In 1997, Dan Kosta and Michael Browne pooled every nickel they’d saved while working the floor at John Ash & Co. in Santa Rosa to cautiously launch a small winery in Sonoma. Then, just a decade later, in one of the more talked-about wine deals of its time, the self-taught winemakers sold a controlling interest in Kosta Browne to an investment group for almost $40 million!

Most would have taken their fortune and kicked back a bit, started enjoying early retirement. But not Kosta and Browne. Instead, the two superstar winemakers embraced their new partnership, not only raising the bar in the winery, but also taking full advantage of the investment firm’s deep pockets, seeking out the most prestigious and sought-after Pinot Noir vineyards on Sonoma’s chilly coastline.

In short order, Michael and Dan purchased or entered into long-term vineyard contracts with an All-Star roster of California Grand Cru Pinot Noir sites, including Kanzler, Gap’s Crown (the backbone of Kosta Browne’s 2011 Wine Spectator “Wine of the Year”), Pisoni in the Santa Lucia Highlands, and Keefer Ranch, Cohn, Giusti, and Koplen in Russian River.

But Peter Knez’s Cerise Vineyard, considered by many to be the most extreme and extraordinary Pinot Noir planting on one of the coast’s coldest perches, remained off-limits to Kosta Browne.

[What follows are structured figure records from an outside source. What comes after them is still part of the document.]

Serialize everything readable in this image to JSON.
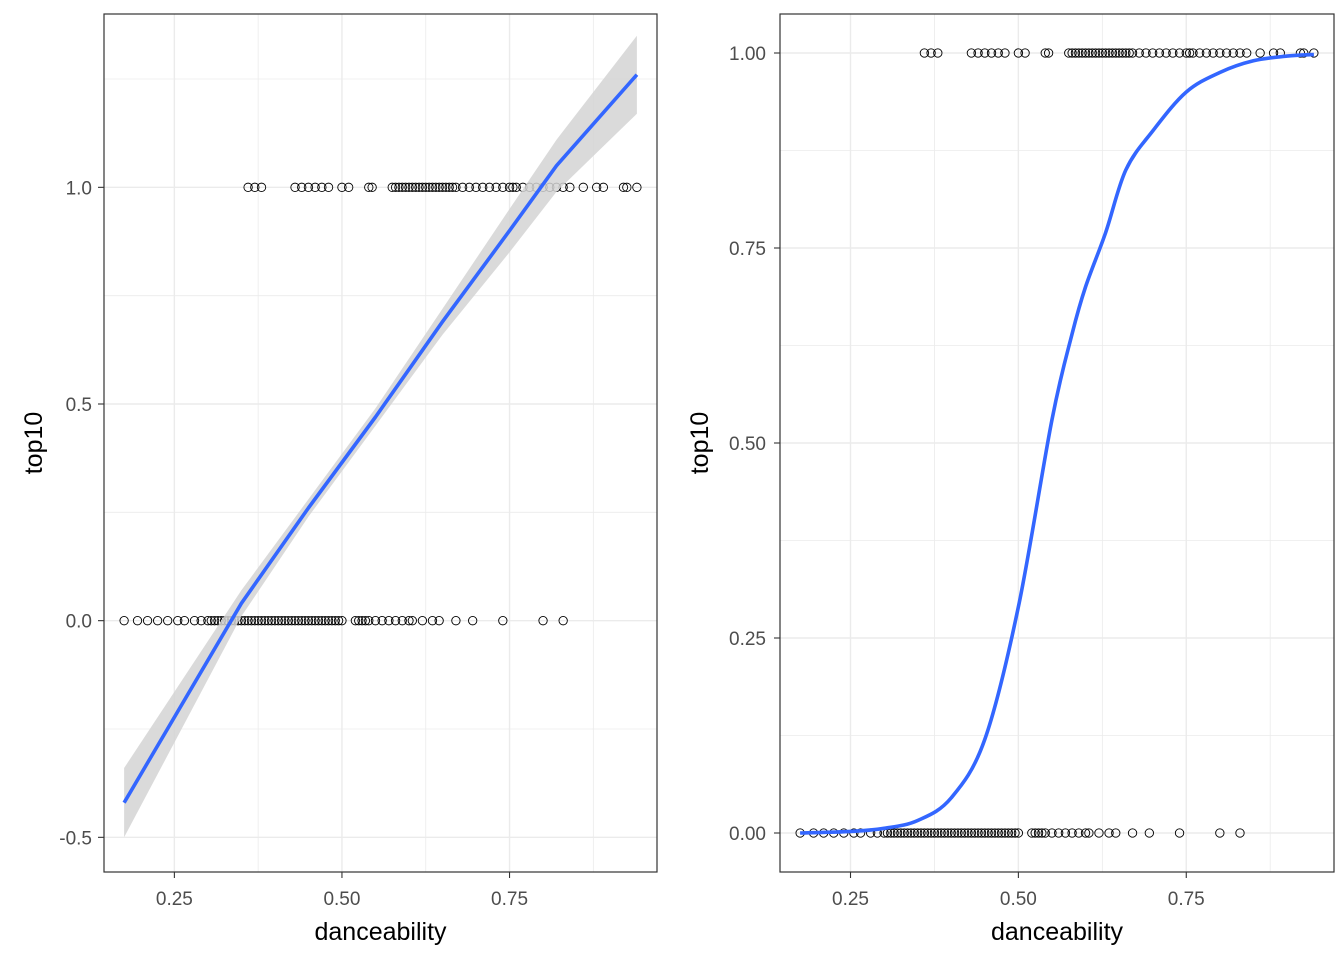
{
  "chart_data": [
    {
      "type": "scatter",
      "fit": "linear",
      "xlabel": "danceability",
      "ylabel": "top10",
      "xlim": [
        0.145,
        0.97
      ],
      "ylim": [
        -0.58,
        1.4
      ],
      "xticks": [
        0.25,
        0.5,
        0.75
      ],
      "xtick_labels": [
        "0.25",
        "0.50",
        "0.75"
      ],
      "xminor": [
        0.375,
        0.625,
        0.875
      ],
      "yticks": [
        -0.5,
        0,
        0.5,
        1
      ],
      "ytick_labels": [
        "-0.5",
        "0.0",
        "0.5",
        "1.0"
      ],
      "yminor": [
        -0.25,
        0.25,
        0.75,
        1.25
      ],
      "grid": true,
      "confidence_band": true,
      "fit_curve": {
        "x": [
          0.175,
          0.35,
          0.45,
          0.55,
          0.65,
          0.75,
          0.82,
          0.94
        ],
        "y": [
          -0.42,
          0.04,
          0.26,
          0.47,
          0.69,
          0.9,
          1.05,
          1.26
        ],
        "band_upper": [
          -0.34,
          0.07,
          0.28,
          0.49,
          0.72,
          0.95,
          1.11,
          1.35
        ],
        "band_lower": [
          -0.5,
          0.01,
          0.24,
          0.45,
          0.66,
          0.85,
          0.99,
          1.17
        ]
      },
      "points": [
        {
          "y": 1,
          "x": [
            0.36,
            0.37,
            0.38,
            0.43,
            0.44,
            0.45,
            0.46,
            0.47,
            0.48,
            0.5,
            0.51,
            0.54,
            0.545,
            0.575,
            0.58,
            0.585,
            0.59,
            0.595,
            0.6,
            0.605,
            0.61,
            0.615,
            0.62,
            0.625,
            0.63,
            0.635,
            0.64,
            0.645,
            0.65,
            0.655,
            0.66,
            0.665,
            0.67,
            0.68,
            0.69,
            0.7,
            0.71,
            0.72,
            0.73,
            0.74,
            0.75,
            0.755,
            0.76,
            0.77,
            0.78,
            0.79,
            0.8,
            0.81,
            0.82,
            0.83,
            0.84,
            0.86,
            0.88,
            0.89,
            0.92,
            0.925,
            0.94
          ]
        },
        {
          "y": 0,
          "x": [
            0.175,
            0.195,
            0.21,
            0.225,
            0.24,
            0.255,
            0.265,
            0.28,
            0.29,
            0.3,
            0.305,
            0.31,
            0.315,
            0.32,
            0.325,
            0.33,
            0.335,
            0.34,
            0.345,
            0.35,
            0.355,
            0.36,
            0.365,
            0.37,
            0.375,
            0.38,
            0.385,
            0.39,
            0.395,
            0.4,
            0.405,
            0.41,
            0.415,
            0.42,
            0.425,
            0.43,
            0.435,
            0.44,
            0.445,
            0.45,
            0.455,
            0.46,
            0.465,
            0.47,
            0.475,
            0.48,
            0.485,
            0.49,
            0.495,
            0.5,
            0.52,
            0.525,
            0.53,
            0.535,
            0.54,
            0.55,
            0.56,
            0.57,
            0.58,
            0.59,
            0.6,
            0.605,
            0.62,
            0.635,
            0.645,
            0.67,
            0.695,
            0.74,
            0.8,
            0.83
          ]
        }
      ],
      "colors": {
        "fit": "#3366FF",
        "band": "#D4D4D4",
        "grid": "#EBEBEB",
        "border": "#333333",
        "point": "#000000"
      }
    },
    {
      "type": "scatter",
      "fit": "logistic",
      "xlabel": "danceability",
      "ylabel": "top10",
      "xlim": [
        0.145,
        0.97
      ],
      "ylim": [
        -0.05,
        1.05
      ],
      "xticks": [
        0.25,
        0.5,
        0.75
      ],
      "xtick_labels": [
        "0.25",
        "0.50",
        "0.75"
      ],
      "xminor": [
        0.375,
        0.625,
        0.875
      ],
      "yticks": [
        0,
        0.25,
        0.5,
        0.75,
        1
      ],
      "ytick_labels": [
        "0.00",
        "0.25",
        "0.50",
        "0.75",
        "1.00"
      ],
      "yminor": [
        0.125,
        0.375,
        0.625,
        0.875
      ],
      "grid": true,
      "confidence_band": false,
      "fit_curve": {
        "x": [
          0.175,
          0.25,
          0.3,
          0.35,
          0.4,
          0.45,
          0.5,
          0.55,
          0.58,
          0.6,
          0.63,
          0.66,
          0.7,
          0.75,
          0.8,
          0.85,
          0.9,
          0.94
        ],
        "y": [
          0.0,
          0.002,
          0.006,
          0.016,
          0.045,
          0.12,
          0.29,
          0.53,
          0.64,
          0.7,
          0.77,
          0.85,
          0.9,
          0.95,
          0.975,
          0.99,
          0.996,
          0.998
        ]
      },
      "points": [
        {
          "y": 1,
          "x": [
            0.36,
            0.37,
            0.38,
            0.43,
            0.44,
            0.45,
            0.46,
            0.47,
            0.48,
            0.5,
            0.51,
            0.54,
            0.545,
            0.575,
            0.58,
            0.585,
            0.59,
            0.595,
            0.6,
            0.605,
            0.61,
            0.615,
            0.62,
            0.625,
            0.63,
            0.635,
            0.64,
            0.645,
            0.65,
            0.655,
            0.66,
            0.665,
            0.67,
            0.68,
            0.69,
            0.7,
            0.71,
            0.72,
            0.73,
            0.74,
            0.75,
            0.755,
            0.76,
            0.77,
            0.78,
            0.79,
            0.8,
            0.81,
            0.82,
            0.83,
            0.84,
            0.86,
            0.88,
            0.89,
            0.92,
            0.925,
            0.94
          ]
        },
        {
          "y": 0,
          "x": [
            0.175,
            0.195,
            0.21,
            0.225,
            0.24,
            0.255,
            0.265,
            0.28,
            0.29,
            0.3,
            0.305,
            0.31,
            0.315,
            0.32,
            0.325,
            0.33,
            0.335,
            0.34,
            0.345,
            0.35,
            0.355,
            0.36,
            0.365,
            0.37,
            0.375,
            0.38,
            0.385,
            0.39,
            0.395,
            0.4,
            0.405,
            0.41,
            0.415,
            0.42,
            0.425,
            0.43,
            0.435,
            0.44,
            0.445,
            0.45,
            0.455,
            0.46,
            0.465,
            0.47,
            0.475,
            0.48,
            0.485,
            0.49,
            0.495,
            0.5,
            0.52,
            0.525,
            0.53,
            0.535,
            0.54,
            0.55,
            0.56,
            0.57,
            0.58,
            0.59,
            0.6,
            0.605,
            0.62,
            0.635,
            0.645,
            0.67,
            0.695,
            0.74,
            0.8,
            0.83
          ]
        }
      ],
      "colors": {
        "fit": "#3366FF",
        "band": "#D4D4D4",
        "grid": "#EBEBEB",
        "border": "#333333",
        "point": "#000000"
      }
    }
  ]
}
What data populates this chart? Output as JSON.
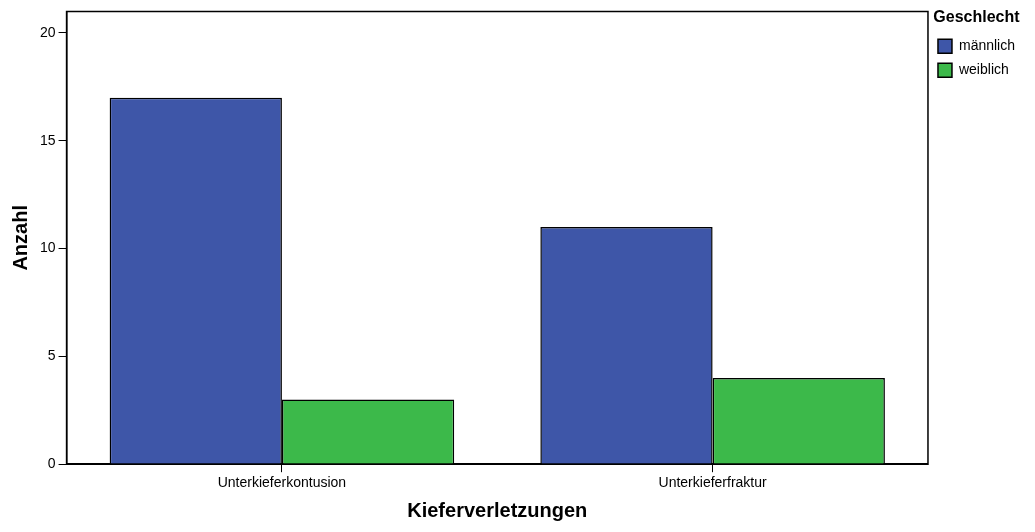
{
  "chart_data": {
    "type": "bar",
    "xlabel": "Kieferverletzungen",
    "ylabel": "Anzahl",
    "legend_title": "Geschlecht",
    "categories": [
      "Unterkieferkontusion",
      "Unterkieferfraktur"
    ],
    "series": [
      {
        "name": "männlich",
        "color": "#3e56a8",
        "values": [
          17,
          11
        ]
      },
      {
        "name": "weiblich",
        "color": "#3cb94a",
        "values": [
          3,
          4
        ]
      }
    ],
    "ylim": [
      0,
      21
    ],
    "yticks": [
      0,
      5,
      10,
      15,
      20
    ],
    "grid": false,
    "legend": "top right"
  }
}
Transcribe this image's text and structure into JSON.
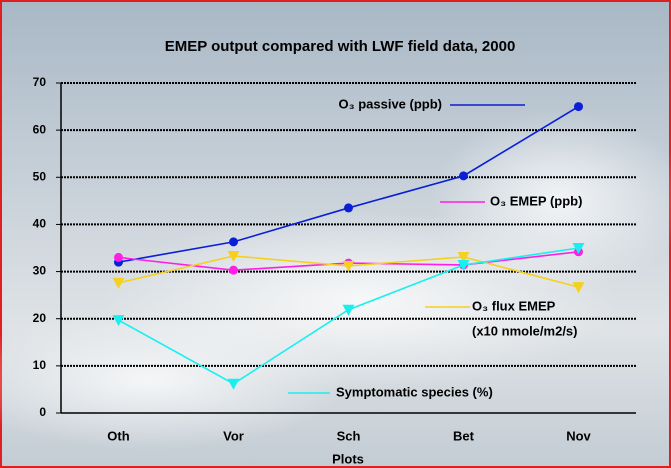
{
  "chart_data": {
    "type": "line",
    "title": "EMEP output compared with LWF field data, 2000",
    "x_label": "Plots",
    "categories": [
      "Oth",
      "Vor",
      "Sch",
      "Bet",
      "Nov"
    ],
    "series": [
      {
        "name": "O₃ passive (ppb)",
        "color": "#0a1fd6",
        "marker": "circle",
        "values": [
          32,
          36.3,
          43.5,
          50.3,
          65
        ]
      },
      {
        "name": "O₃ EMEP (ppb)",
        "color": "#ff1ee6",
        "marker": "circle",
        "values": [
          33,
          30.3,
          31.8,
          31.4,
          34.2
        ]
      },
      {
        "name": "O₃ flux EMEP",
        "color": "#f5d020",
        "marker": "triangle",
        "values": [
          27.6,
          33.3,
          31.2,
          33.1,
          26.7
        ]
      },
      {
        "name": "Symptomatic species (%)",
        "color": "#18f0f0",
        "marker": "triangle",
        "values": [
          19.7,
          6.2,
          21.9,
          31.4,
          35
        ]
      }
    ],
    "annotations": [
      "(x10 nmole/m2/s)"
    ],
    "ylim": [
      0,
      70
    ],
    "yticks": [
      0,
      10,
      20,
      30,
      40,
      50,
      60,
      70
    ],
    "grid": true
  }
}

That is, until the deal we learned about on August 5, 2016, when Wine Spectator broke the story that turned the heads of serious American Pinot Noir collectors from the Bay Area to Madison Avenue.

Finally, Kosta Browne had laid claim to the greatest Pinot Noir prize of all, acquiring Cerise Vineyard for an undisclosed sum.

Why was Kosta Browne so focused on this extraordinary land grab? When we first visited Cerise Vineyard in 2009, we wondered why Peter Knez ever believed that Pinot Noir would grow in such an unaccommodating locale. The vineyard sits among 800 acres of undulating hillsides, stretching up to 1,100 feet in elevation. Even in mid-summer, the winds off the Pacific keep daytime highs in the mid-70s. Foggy mornings and evenings slow down the maturation cycle, extending the growing season. Berry size is tiny, as are yields — rarely exceeding 1.5 tons per acre — making for prohibitively high farming costs.

Despite the daunting economics, Knez threw caution to the wind and pressed on, farming Cerise Vineyard fastidiously. Peter’s investment paid off in rave reviews from Parker, Tanzer, and Galloni for Knez single-vineyard Pinot Noirs and high-profile placements from The French Laundry to Le Bernardin.

2013 provided a picture-perfect script for Cerise Vineyard. Despite drought conditions and bright sunshine, temperatures remained mild. Chilly maritime winds refreshed and cleansed the vines. Clusters ripened slowly, sugars climbing incrementally as acids remained firm. When the call to harvest was made, skins were thick, but with no sign of desiccation. Berries were ultra-sweet, “loaded with sugar.” While finished alcohol came in at a modest 13.6%, pH remained firm at 3.5 — numbers far more akin to a warm year in Gevrey-Chambertin than the Sonoma Coast.

The 2013 Knez Pinot Noir “Cerise Vineyard” is gorgeous. Brilliant ruby to the rim, infused with mouthwatering aromas of black cherry, black raspberry, and violets, gently touched with new-wood cedar. Rich and juicy on the attack, filled with a voluptuous wild-berry mix of dark cherry, raspberry, wild strawberry, and blood orange, finishing with riveting cool-climate vibrancy and length.